Geologic formation in Canada

The Simla Formation is a stratigraphic unit of Late Devonian (late Frasnian) age. It is present on the western edge of the Western Canada Sedimentary Basin in the Rocky Mountains and foothills of west-central Alberta and east-central British Columbia. It consists primarily of carbonate rocks and siltstone, and was named for Mount Simla in northern Jasper National Park by D. J. McLaren and E. W. Mountjoy in 1962.

The Simla Formation is fossiliferous.
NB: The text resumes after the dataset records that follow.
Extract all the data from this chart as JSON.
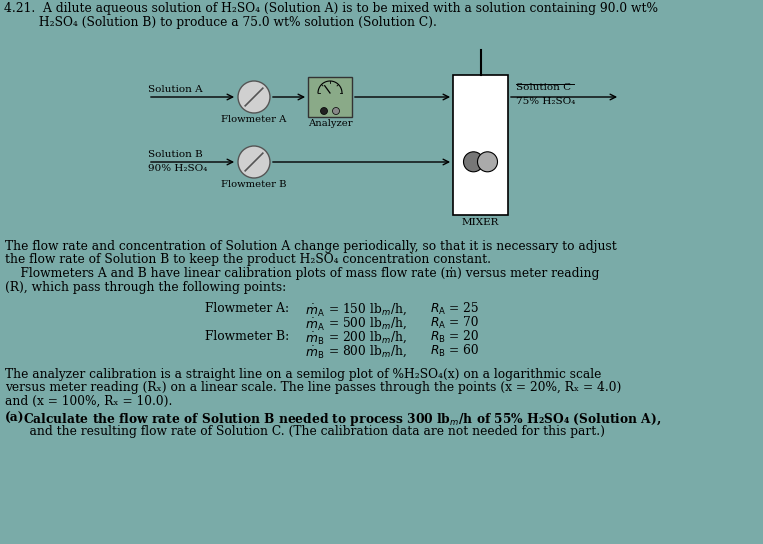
{
  "bg_color": "#7aaba8",
  "title_line1": "4.21.  A dilute aqueous solution of H₂SO₄ (Solution A) is to be mixed with a solution containing 90.0 wt%",
  "title_line2": "         H₂SO₄ (Solution B) to produce a 75.0 wt% solution (Solution C).",
  "diagram": {
    "sol_a_label": "Solution A",
    "sol_b_label": "Solution B",
    "sol_b_sub": "90% H₂SO₄",
    "flowmeter_a_label": "Flowmeter A",
    "flowmeter_b_label": "Flowmeter B",
    "analyzer_label": "Analyzer",
    "mixer_label": "MIXER",
    "sol_c_label": "Solution C",
    "sol_c_sub": "75% H₂SO₄"
  },
  "text_line1": "The flow rate and concentration of Solution A change periodically, so that it is necessary to adjust",
  "text_line2": "the flow rate of Solution B to keep the product H₂SO₄ concentration constant.",
  "text_line3": "    Flowmeters A and B have linear calibration plots of mass flow rate (ṁ) versus meter reading",
  "text_line4": "(R), which pass through the following points:",
  "fm_a_label": "Flowmeter A:",
  "fm_b_label": "Flowmeter B:",
  "fm_a1_vals": "= 150 lbₘ/h,",
  "fm_a1_r": "= 25",
  "fm_a2_vals": "= 500 lbₘ/h,",
  "fm_a2_r": "= 70",
  "fm_b1_vals": "= 200 lbₘ/h,",
  "fm_b1_r": "= 20",
  "fm_b2_vals": "= 800 lbₘ/h,",
  "fm_b2_r": "= 60",
  "analyzer_line1": "The analyzer calibration is a straight line on a semilog plot of %H₂SO₄(x) on a logarithmic scale",
  "analyzer_line2": "versus meter reading (Rₓ) on a linear scale. The line passes through the points (x = 20%, Rₓ = 4.0)",
  "analyzer_line3": "and (x = 100%, Rₓ = 10.0).",
  "part_a_bold": "(a)",
  "part_a_line1": " Calculate the flow rate of Solution B needed to process 300 lbₘ/h of 55% H₂SO₄ (Solution A),",
  "part_a_line2": "    and the resulting flow rate of Solution C. (The calibration data are not needed for this part.)"
}
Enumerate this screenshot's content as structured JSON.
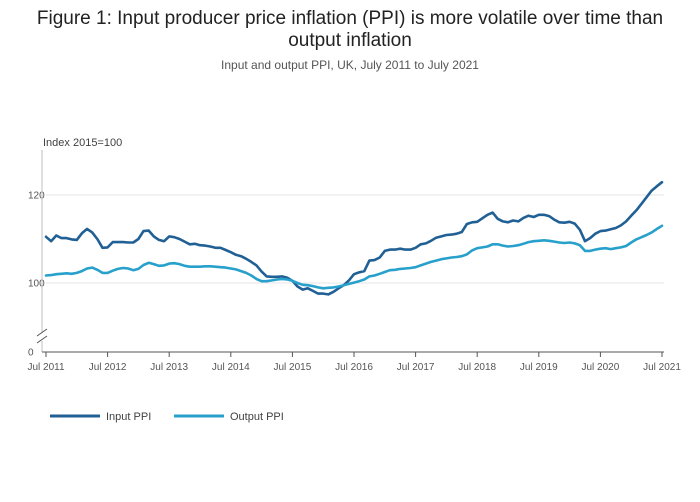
{
  "header": {
    "title": "Figure 1: Input producer price inflation (PPI) is more volatile over time than output inflation",
    "subtitle": "Input and output PPI, UK, July 2011 to July 2021"
  },
  "chart_data": {
    "type": "line",
    "title": "Figure 1: Input producer price inflation (PPI) is more volatile over time than output inflation",
    "subtitle": "Input and output PPI, UK, July 2011 to July 2021",
    "ylabel": "Index 2015=100",
    "y_axis_break": true,
    "ylim": [
      0,
      130
    ],
    "y_ticks": [
      0,
      100,
      120
    ],
    "x_ticks": [
      "Jul 2011",
      "Jul 2012",
      "Jul 2013",
      "Jul 2014",
      "Jul 2015",
      "Jul 2016",
      "Jul 2017",
      "Jul 2018",
      "Jul 2019",
      "Jul 2020",
      "Jul 2021"
    ],
    "x_start": "2011-07",
    "grid": true,
    "legend_position": "bottom-left",
    "series": [
      {
        "name": "Input PPI",
        "color": "#206095",
        "values": [
          110.5,
          109.5,
          110.8,
          110.2,
          110.2,
          109.9,
          109.8,
          111.3,
          112.3,
          111.5,
          110.0,
          108.0,
          108.1,
          109.3,
          109.3,
          109.3,
          109.2,
          109.2,
          110.0,
          111.8,
          111.9,
          110.6,
          109.8,
          109.5,
          110.6,
          110.4,
          110.0,
          109.4,
          108.8,
          108.9,
          108.6,
          108.5,
          108.3,
          108.0,
          108.0,
          107.5,
          107.0,
          106.4,
          106.1,
          105.5,
          104.8,
          104.0,
          102.6,
          101.5,
          101.4,
          101.4,
          101.5,
          101.2,
          100.5,
          99.2,
          98.5,
          98.8,
          98.2,
          97.6,
          97.6,
          97.4,
          98.0,
          98.8,
          99.5,
          100.6,
          102.0,
          102.4,
          102.7,
          105.1,
          105.2,
          105.8,
          107.3,
          107.6,
          107.6,
          107.8,
          107.6,
          107.6,
          108.0,
          108.8,
          109.0,
          109.6,
          110.3,
          110.6,
          110.9,
          111.0,
          111.2,
          111.6,
          113.4,
          113.8,
          113.9,
          114.7,
          115.5,
          116.0,
          114.6,
          114.0,
          113.8,
          114.2,
          114.0,
          114.8,
          115.3,
          115.0,
          115.5,
          115.5,
          115.2,
          114.4,
          113.8,
          113.7,
          113.9,
          113.5,
          112.1,
          109.5,
          110.2,
          111.2,
          111.8,
          111.9,
          112.2,
          112.5,
          113.1,
          114.0,
          115.3,
          116.5,
          118.0,
          119.5,
          121.0,
          122.0,
          122.9
        ]
      },
      {
        "name": "Output PPI",
        "color": "#27a0cc",
        "values": [
          101.7,
          101.8,
          102.0,
          102.1,
          102.2,
          102.1,
          102.3,
          102.7,
          103.3,
          103.5,
          103.0,
          102.3,
          102.3,
          102.8,
          103.2,
          103.4,
          103.3,
          102.9,
          103.2,
          104.1,
          104.6,
          104.3,
          103.9,
          104.0,
          104.4,
          104.5,
          104.3,
          103.9,
          103.7,
          103.7,
          103.7,
          103.8,
          103.8,
          103.7,
          103.6,
          103.5,
          103.3,
          103.1,
          102.7,
          102.3,
          101.7,
          100.9,
          100.4,
          100.4,
          100.6,
          100.8,
          100.9,
          100.8,
          100.5,
          100.0,
          99.6,
          99.5,
          99.3,
          99.0,
          98.8,
          98.9,
          99.0,
          99.2,
          99.5,
          99.8,
          100.1,
          100.4,
          100.8,
          101.5,
          101.7,
          102.1,
          102.5,
          102.9,
          103.0,
          103.2,
          103.3,
          103.4,
          103.6,
          104.0,
          104.4,
          104.8,
          105.1,
          105.4,
          105.6,
          105.8,
          105.9,
          106.1,
          106.5,
          107.4,
          107.9,
          108.1,
          108.3,
          108.8,
          108.8,
          108.5,
          108.3,
          108.4,
          108.6,
          108.9,
          109.3,
          109.5,
          109.6,
          109.7,
          109.6,
          109.4,
          109.2,
          109.1,
          109.2,
          109.0,
          108.6,
          107.3,
          107.3,
          107.6,
          107.8,
          107.9,
          107.7,
          107.9,
          108.1,
          108.4,
          109.2,
          109.9,
          110.4,
          110.9,
          111.5,
          112.3,
          113.0
        ]
      }
    ]
  }
}
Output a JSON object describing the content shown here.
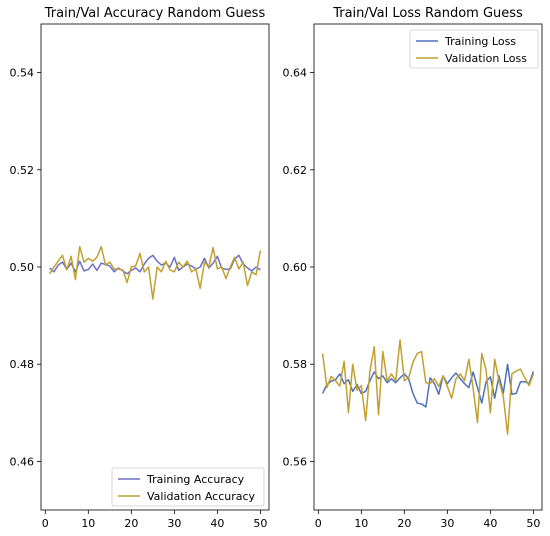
{
  "chart_data": [
    {
      "type": "line",
      "title": "Train/Val Accuracy Random Guess",
      "xlabel": "",
      "ylabel": "",
      "xlim": [
        -1,
        52
      ],
      "ylim": [
        0.45,
        0.55
      ],
      "xticks": [
        0,
        10,
        20,
        30,
        40,
        50
      ],
      "yticks": [
        0.46,
        0.48,
        0.5,
        0.52,
        0.54
      ],
      "ytick_labels": [
        "0.46",
        "0.48",
        "0.50",
        "0.52",
        "0.54"
      ],
      "grid": false,
      "legend_position": "lower right",
      "x": [
        1,
        2,
        3,
        4,
        5,
        6,
        7,
        8,
        9,
        10,
        11,
        12,
        13,
        14,
        15,
        16,
        17,
        18,
        19,
        20,
        21,
        22,
        23,
        24,
        25,
        26,
        27,
        28,
        29,
        30,
        31,
        32,
        33,
        34,
        35,
        36,
        37,
        38,
        39,
        40,
        41,
        42,
        43,
        44,
        45,
        46,
        47,
        48,
        49,
        50
      ],
      "series": [
        {
          "name": "Training Accuracy",
          "color": "#6a6fc8",
          "values": [
            0.4998,
            0.499,
            0.5004,
            0.501,
            0.4995,
            0.5008,
            0.499,
            0.5012,
            0.4992,
            0.4995,
            0.5006,
            0.4993,
            0.5008,
            0.5005,
            0.5002,
            0.499,
            0.4998,
            0.4992,
            0.4986,
            0.4993,
            0.4998,
            0.499,
            0.5006,
            0.5018,
            0.5024,
            0.5012,
            0.5004,
            0.5008,
            0.5,
            0.502,
            0.4993,
            0.5,
            0.5006,
            0.5002,
            0.4996,
            0.5,
            0.5018,
            0.4998,
            0.5008,
            0.5022,
            0.4998,
            0.4995,
            0.4996,
            0.5016,
            0.5024,
            0.5006,
            0.4998,
            0.4992,
            0.5,
            0.4994
          ]
        },
        {
          "name": "Validation Accuracy",
          "color": "#c0a030",
          "values": [
            0.4986,
            0.5,
            0.5012,
            0.5024,
            0.4994,
            0.5022,
            0.4974,
            0.5042,
            0.501,
            0.5018,
            0.5012,
            0.502,
            0.5042,
            0.5004,
            0.501,
            0.4996,
            0.4996,
            0.4994,
            0.4968,
            0.5,
            0.5002,
            0.5028,
            0.499,
            0.5,
            0.4934,
            0.5,
            0.499,
            0.5012,
            0.4994,
            0.499,
            0.501,
            0.5,
            0.5012,
            0.499,
            0.4996,
            0.4956,
            0.501,
            0.5,
            0.504,
            0.4996,
            0.5,
            0.4976,
            0.5,
            0.502,
            0.4996,
            0.501,
            0.4962,
            0.499,
            0.4984,
            0.5034
          ]
        }
      ]
    },
    {
      "type": "line",
      "title": "Train/Val Loss Random Guess",
      "xlabel": "",
      "ylabel": "",
      "xlim": [
        -1,
        52
      ],
      "ylim": [
        0.55,
        0.65
      ],
      "xticks": [
        0,
        10,
        20,
        30,
        40,
        50
      ],
      "yticks": [
        0.56,
        0.58,
        0.6,
        0.62,
        0.64
      ],
      "ytick_labels": [
        "0.56",
        "0.58",
        "0.60",
        "0.62",
        "0.64"
      ],
      "grid": false,
      "legend_position": "upper right",
      "x": [
        1,
        2,
        3,
        4,
        5,
        6,
        7,
        8,
        9,
        10,
        11,
        12,
        13,
        14,
        15,
        16,
        17,
        18,
        19,
        20,
        21,
        22,
        23,
        24,
        25,
        26,
        27,
        28,
        29,
        30,
        31,
        32,
        33,
        34,
        35,
        36,
        37,
        38,
        39,
        40,
        41,
        42,
        43,
        44,
        45,
        46,
        47,
        48,
        49,
        50
      ],
      "series": [
        {
          "name": "Training Loss",
          "color": "#4e72b8",
          "values": [
            0.574,
            0.5758,
            0.5765,
            0.5768,
            0.578,
            0.576,
            0.5768,
            0.5744,
            0.5758,
            0.574,
            0.5744,
            0.5766,
            0.5784,
            0.577,
            0.5776,
            0.5762,
            0.577,
            0.5762,
            0.5772,
            0.578,
            0.577,
            0.574,
            0.572,
            0.5718,
            0.5712,
            0.5772,
            0.576,
            0.5738,
            0.5776,
            0.576,
            0.5772,
            0.5782,
            0.577,
            0.576,
            0.5752,
            0.5784,
            0.5752,
            0.572,
            0.5764,
            0.5774,
            0.573,
            0.5776,
            0.574,
            0.58,
            0.5738,
            0.574,
            0.5764,
            0.5764,
            0.576,
            0.5785
          ]
        },
        {
          "name": "Validation Loss",
          "color": "#c0a030",
          "values": [
            0.5822,
            0.5752,
            0.5775,
            0.5766,
            0.5755,
            0.5806,
            0.57,
            0.58,
            0.5746,
            0.5756,
            0.5684,
            0.5786,
            0.5836,
            0.5696,
            0.5826,
            0.5766,
            0.578,
            0.5766,
            0.585,
            0.5766,
            0.5772,
            0.5804,
            0.5822,
            0.5826,
            0.5762,
            0.576,
            0.577,
            0.5754,
            0.5776,
            0.5754,
            0.573,
            0.577,
            0.578,
            0.5766,
            0.581,
            0.575,
            0.568,
            0.5822,
            0.5788,
            0.57,
            0.581,
            0.5766,
            0.5734,
            0.5656,
            0.578,
            0.5786,
            0.579,
            0.5772,
            0.5756,
            0.578
          ]
        }
      ]
    }
  ]
}
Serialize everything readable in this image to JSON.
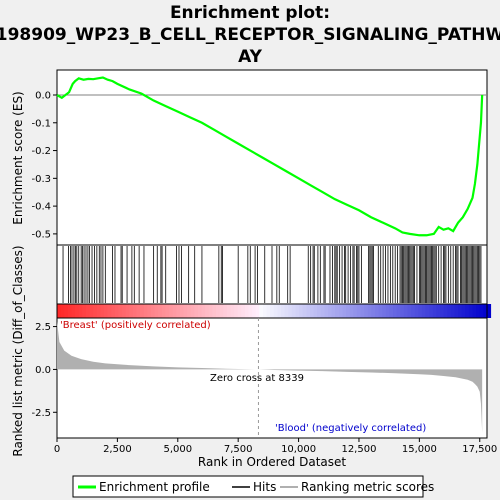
{
  "chart_data": {
    "type": "line",
    "title_lines": [
      "Enrichment plot:",
      "198909_WP23_B_CELL_RECEPTOR_SIGNALING_PATHW",
      "AY"
    ],
    "xlabel": "Rank in Ordered Dataset",
    "es_ylabel": "Enrichment score (ES)",
    "metric_ylabel": "Ranked list metric (Diff_of_Classes)",
    "xlim": [
      0,
      17800
    ],
    "es_ylim": [
      -0.54,
      0.09
    ],
    "metric_ylim": [
      -4.0,
      3.0
    ],
    "x_ticks": [
      0,
      2500,
      5000,
      7500,
      10000,
      12500,
      15000,
      17500
    ],
    "x_tick_labels": [
      "0",
      "2,500",
      "5,000",
      "7,500",
      "10,000",
      "12,500",
      "15,000",
      "17,500"
    ],
    "es_ticks": [
      0.0,
      -0.1,
      -0.2,
      -0.3,
      -0.4,
      -0.5
    ],
    "es_tick_labels": [
      "0.0",
      "-0.1",
      "-0.2",
      "-0.3",
      "-0.4",
      "-0.5"
    ],
    "metric_ticks": [
      2.5,
      0.0,
      -2.5
    ],
    "metric_tick_labels": [
      "2.5",
      "0.0",
      "-2.5"
    ],
    "series": [
      {
        "name": "Enrichment profile",
        "color": "#00ff00",
        "x": [
          0,
          200,
          350,
          500,
          650,
          750,
          900,
          1100,
          1300,
          1500,
          1700,
          1900,
          2100,
          2300,
          2500,
          3000,
          3500,
          4000,
          4500,
          5000,
          5500,
          6000,
          6500,
          7000,
          7500,
          8000,
          8500,
          9000,
          9500,
          10000,
          10500,
          11000,
          11500,
          12000,
          12500,
          13000,
          13500,
          14000,
          14300,
          14600,
          15000,
          15300,
          15600,
          15800,
          16000,
          16200,
          16400,
          16600,
          16800,
          17000,
          17200,
          17300,
          17400,
          17450,
          17500,
          17550,
          17600
        ],
        "y": [
          0.0,
          -0.01,
          0.0,
          0.01,
          0.04,
          0.05,
          0.06,
          0.055,
          0.058,
          0.057,
          0.06,
          0.063,
          0.055,
          0.05,
          0.04,
          0.02,
          0.005,
          -0.02,
          -0.04,
          -0.06,
          -0.08,
          -0.1,
          -0.125,
          -0.15,
          -0.175,
          -0.2,
          -0.225,
          -0.25,
          -0.275,
          -0.3,
          -0.325,
          -0.35,
          -0.375,
          -0.395,
          -0.415,
          -0.44,
          -0.46,
          -0.48,
          -0.495,
          -0.5,
          -0.505,
          -0.505,
          -0.5,
          -0.475,
          -0.485,
          -0.48,
          -0.49,
          -0.46,
          -0.44,
          -0.41,
          -0.37,
          -0.32,
          -0.25,
          -0.2,
          -0.15,
          -0.1,
          0.0
        ]
      },
      {
        "name": "Hits",
        "color": "#000000",
        "positions": [
          250,
          480,
          560,
          620,
          700,
          760,
          820,
          900,
          1000,
          1050,
          1120,
          1200,
          1280,
          1350,
          1450,
          1550,
          1650,
          1750,
          1820,
          1900,
          2000,
          2300,
          2400,
          2650,
          2700,
          2900,
          3100,
          3200,
          3400,
          3600,
          4000,
          4150,
          4300,
          4350,
          4500,
          4950,
          5050,
          5150,
          5450,
          5700,
          6000,
          6700,
          6800,
          6850,
          7500,
          7900,
          8000,
          8200,
          8300,
          8600,
          8900,
          9100,
          9200,
          9550,
          9650,
          10400,
          10500,
          10600,
          10650,
          10800,
          10900,
          11050,
          11100,
          11300,
          11400,
          11500,
          11550,
          11600,
          11700,
          11800,
          11900,
          11950,
          12050,
          12150,
          12250,
          12300,
          12400,
          12450,
          12500,
          12600,
          12900,
          12950,
          13000,
          13050,
          13100,
          13300,
          13400,
          13500,
          13600,
          13700,
          13800,
          13900,
          14000,
          14100,
          14200,
          14250,
          14300,
          14350,
          14400,
          14450,
          14500,
          14550,
          14600,
          14650,
          14700,
          14750,
          14800,
          14900,
          15000,
          15050,
          15100,
          15150,
          15200,
          15250,
          15300,
          15350,
          15400,
          15450,
          15500,
          15550,
          15600,
          15650,
          15700,
          15800,
          15900,
          16000,
          16050,
          16100,
          16200,
          16300,
          16400,
          16500,
          16550,
          16600,
          16700,
          16750,
          16800,
          16850,
          16900,
          16950,
          17000,
          17050,
          17100,
          17150,
          17200,
          17250,
          17300,
          17350,
          17400,
          17450,
          17500,
          17550
        ]
      },
      {
        "name": "Ranking metric scores",
        "color": "#b0b0b0",
        "x": [
          0,
          100,
          300,
          600,
          1000,
          1500,
          2000,
          3000,
          4000,
          5000,
          6000,
          7000,
          8000,
          8339,
          9000,
          10000,
          11000,
          12000,
          13000,
          14000,
          15000,
          15500,
          16000,
          16500,
          17000,
          17200,
          17300,
          17400,
          17500,
          17550,
          17600
        ],
        "y": [
          2.8,
          1.6,
          1.1,
          0.8,
          0.6,
          0.45,
          0.35,
          0.25,
          0.18,
          0.12,
          0.08,
          0.04,
          0.01,
          0.0,
          -0.03,
          -0.07,
          -0.1,
          -0.14,
          -0.18,
          -0.22,
          -0.28,
          -0.32,
          -0.38,
          -0.46,
          -0.6,
          -0.72,
          -0.85,
          -1.0,
          -1.3,
          -2.0,
          -3.7
        ]
      }
    ],
    "heatmap_labels": {
      "positive": "'Breast' (positively correlated)",
      "negative": "'Blood' (negatively correlated)"
    },
    "zero_cross": 8339,
    "zero_cross_label": "Zero cross at 8339",
    "legend": {
      "placement": "bottom",
      "items": [
        "Enrichment profile",
        "Hits",
        "Ranking metric scores"
      ]
    }
  }
}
It preserves remains of marine animals, and is especially known for its many species of rugose corals.

==Lithology and deposition==
The Simla Formation consists of recessive argillaceous siltstones, overlain by thick-bedded, cliff-forming limestones and dolomitic limestones. It was deposited as a shallow subtidal, open-marine carbonate shelf.

==Thickness and distribution==
The Simla Formation is present over a distance of about 280 km (175 mi) in the Rocky Mountains and foothills of west-central Alberta and east-central British Columbia, where it is consistently about 60 to 85 m (200 to 280 feet) thick.

==Relationship to other units==
Originally considered to be the lower part of the Alexo Formation or a member of the Southesk Formation, the Simla was raised to the rank of formation by H. H. J. Geldsetzer in 1982. It conformably overlies the Mount Hawk Formation or the Southesk Formation, and is conformably overlain by the Sassenach Formation or the Palliser Formation, depending on the location.

==Paleontology==
The Simla Formation is known for its rugose coral fauna, which comprises more than 30 species. It was the product of an evolutionary burst that began in middle Frasnian time and was ended by the Frasnian–Famennian extinction event. The formation also includes tabulate corals, brachiopods, stromatoporoids, crinoids, conodonts, and foraminifera.